Vergleichbare Projekte gescheitert
Ob die Pläne der Telekommunikationsbehörde Erfolg haben werden, kann zu diesem Zeitpunkt niemand mit Bestimmtheit sagen. So sind
ähnliche Projekte auf regionaler Ebene in der Vergangenheit bereits gescheitert. Die Finger verbrannt hat sich beispielsweise der Internetkonzern Google. Das Unternehmen hatte in zahlreichen Städten ein kostenfreies
WLAN-Netz aufgebaut. Finanziert werden sollte das Angebot ebenfalls durch Werbung und Premium-Dienste für einen schnelleren Internetzugang. 2007 wurde das Projekt aber eingestellt - wegen fehlender Umsätze.

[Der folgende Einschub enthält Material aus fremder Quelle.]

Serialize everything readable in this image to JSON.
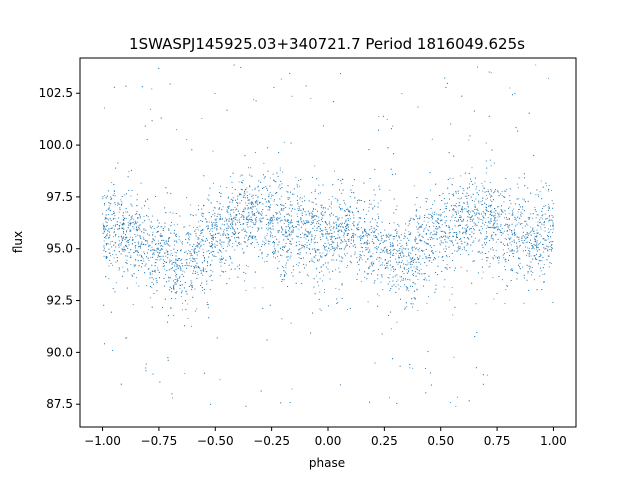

Mobilfunkprovider sind nicht begeistert
Wenig begeistert zeigen sich die
amerikanischen Mobilfunkprovider. Sie befürchten nicht nur Überschneidungen bei benachbarten Frequenzen, sondern auch Störungen in ihren eigenen Netzen. Unter den Netzbetreibern ist auch T-Mobile USA. Das Unternehmen erklärte gegenüber der FTD, dass durch die Nutzung der freien Rundfunkfrequenzen das
UMTS-Netz gestört werden könnte. Dem widerspricht die FCC und verweist auf bereits durchgeführte Tests, bei denen es zu keinerlei Störungen gekommen sei.